看着睡得正香的那一小点,他点了点头:“小事。”
陆怀绫感叹权力的力量:“真好啊。”
……
由于连周实在没精力再带一夜孩子,江留和陆怀绫更不可能抱着她回家,趁天还亮,三人动身去七区内的福利院。
那里只收养已经到记事的年纪的孩子,但不包括七区外的儿童,不然就太多了。
走时用的是连周长租来的汽车,陆怀绫主动去开车,地点就在七区,正好夹在一区和十四区之间。

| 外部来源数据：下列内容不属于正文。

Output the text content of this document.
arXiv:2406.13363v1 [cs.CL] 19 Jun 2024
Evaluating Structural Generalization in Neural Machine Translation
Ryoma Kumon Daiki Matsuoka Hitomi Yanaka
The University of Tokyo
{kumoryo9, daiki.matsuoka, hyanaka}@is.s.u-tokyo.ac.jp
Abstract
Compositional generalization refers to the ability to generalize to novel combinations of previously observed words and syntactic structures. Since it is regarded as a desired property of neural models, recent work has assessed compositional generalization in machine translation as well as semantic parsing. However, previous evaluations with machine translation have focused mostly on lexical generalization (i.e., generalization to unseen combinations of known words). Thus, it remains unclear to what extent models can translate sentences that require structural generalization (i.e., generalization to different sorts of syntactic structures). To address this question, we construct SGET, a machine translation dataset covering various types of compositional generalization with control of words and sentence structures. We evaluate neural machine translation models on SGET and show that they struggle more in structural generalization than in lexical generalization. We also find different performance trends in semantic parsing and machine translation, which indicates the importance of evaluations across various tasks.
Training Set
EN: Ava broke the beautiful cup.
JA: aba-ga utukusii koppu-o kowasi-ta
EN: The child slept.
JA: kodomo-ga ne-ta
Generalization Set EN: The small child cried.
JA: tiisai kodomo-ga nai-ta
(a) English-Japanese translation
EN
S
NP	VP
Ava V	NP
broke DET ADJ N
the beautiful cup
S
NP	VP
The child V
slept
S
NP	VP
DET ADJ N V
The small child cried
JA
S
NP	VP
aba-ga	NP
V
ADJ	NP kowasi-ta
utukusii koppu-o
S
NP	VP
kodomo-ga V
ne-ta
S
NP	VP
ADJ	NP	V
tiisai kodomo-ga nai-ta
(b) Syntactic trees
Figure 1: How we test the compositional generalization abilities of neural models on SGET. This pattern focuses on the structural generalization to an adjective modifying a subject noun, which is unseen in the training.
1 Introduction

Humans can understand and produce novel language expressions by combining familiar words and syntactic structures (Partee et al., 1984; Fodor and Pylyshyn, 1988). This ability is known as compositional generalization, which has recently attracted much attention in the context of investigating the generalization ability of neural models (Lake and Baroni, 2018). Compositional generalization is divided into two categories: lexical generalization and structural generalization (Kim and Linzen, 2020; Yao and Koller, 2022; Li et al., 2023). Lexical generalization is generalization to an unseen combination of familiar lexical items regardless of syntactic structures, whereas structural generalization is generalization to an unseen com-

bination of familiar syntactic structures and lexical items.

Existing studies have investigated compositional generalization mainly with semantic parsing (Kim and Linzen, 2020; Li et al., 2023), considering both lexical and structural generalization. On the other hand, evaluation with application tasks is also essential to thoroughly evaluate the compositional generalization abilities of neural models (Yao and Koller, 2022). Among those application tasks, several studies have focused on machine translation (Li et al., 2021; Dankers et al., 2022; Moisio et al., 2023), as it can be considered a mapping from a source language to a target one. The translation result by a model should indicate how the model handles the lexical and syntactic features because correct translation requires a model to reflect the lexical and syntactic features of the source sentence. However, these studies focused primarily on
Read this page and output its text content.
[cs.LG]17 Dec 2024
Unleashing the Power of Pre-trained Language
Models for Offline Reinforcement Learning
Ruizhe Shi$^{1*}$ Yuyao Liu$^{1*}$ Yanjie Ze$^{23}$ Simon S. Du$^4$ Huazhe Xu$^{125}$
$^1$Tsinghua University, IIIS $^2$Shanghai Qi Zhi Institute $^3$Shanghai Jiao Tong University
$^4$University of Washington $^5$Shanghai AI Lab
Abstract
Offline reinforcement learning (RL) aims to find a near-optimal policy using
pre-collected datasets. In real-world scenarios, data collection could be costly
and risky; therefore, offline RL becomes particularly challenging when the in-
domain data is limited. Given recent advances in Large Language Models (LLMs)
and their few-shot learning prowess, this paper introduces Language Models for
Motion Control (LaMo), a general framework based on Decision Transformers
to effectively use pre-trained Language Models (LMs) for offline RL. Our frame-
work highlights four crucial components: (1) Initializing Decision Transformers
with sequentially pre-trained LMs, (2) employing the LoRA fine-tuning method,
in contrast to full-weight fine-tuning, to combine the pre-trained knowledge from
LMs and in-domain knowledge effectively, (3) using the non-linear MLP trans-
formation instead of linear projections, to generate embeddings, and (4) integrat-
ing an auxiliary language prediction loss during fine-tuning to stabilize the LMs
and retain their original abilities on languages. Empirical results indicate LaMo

陆怀绫跟着导航稳稳当当开到附近,江留不方便出面,给了他们一张通行证和一个签名,只需要以他的名义把人送进去,不会有人有异议。
连周带着东西下车,陆怀绫本想跟出去,被他挡回来:“我不在七区内走动,我去比较好。”
她只好坐回车内,看着连周出示通行证,被门外的接待人员友好引进门内。
陆怀绫虚握着方向盘,静默时,她忽然对后座安静的江留说:“你让我考虑事情我想好了。”
“什么?”
回想着近几天发生的事,她心绪纷乱,先问他:“你进游戏前,有观察过那本作为媒介的宣传手册的尾页吗?”
“有一行字。”他说了句废话。
“不止一行字,你知不知道,旧城邦的天塔上挂着什么样的标志?”
“不知道。”
“我以为你会知道。”她难免失望,“我猜,是太阳吧。”
她又说:“你说得对,城邦确实需要改变。我在十三十四区待过几天,看得出,七区外的秩序始终处于摇摇欲坠的状态。”
人们藐视纪律,不顾道德法理,生活已经足够困苦,却情愿在赌场散尽家财,享受暂时的狂欢。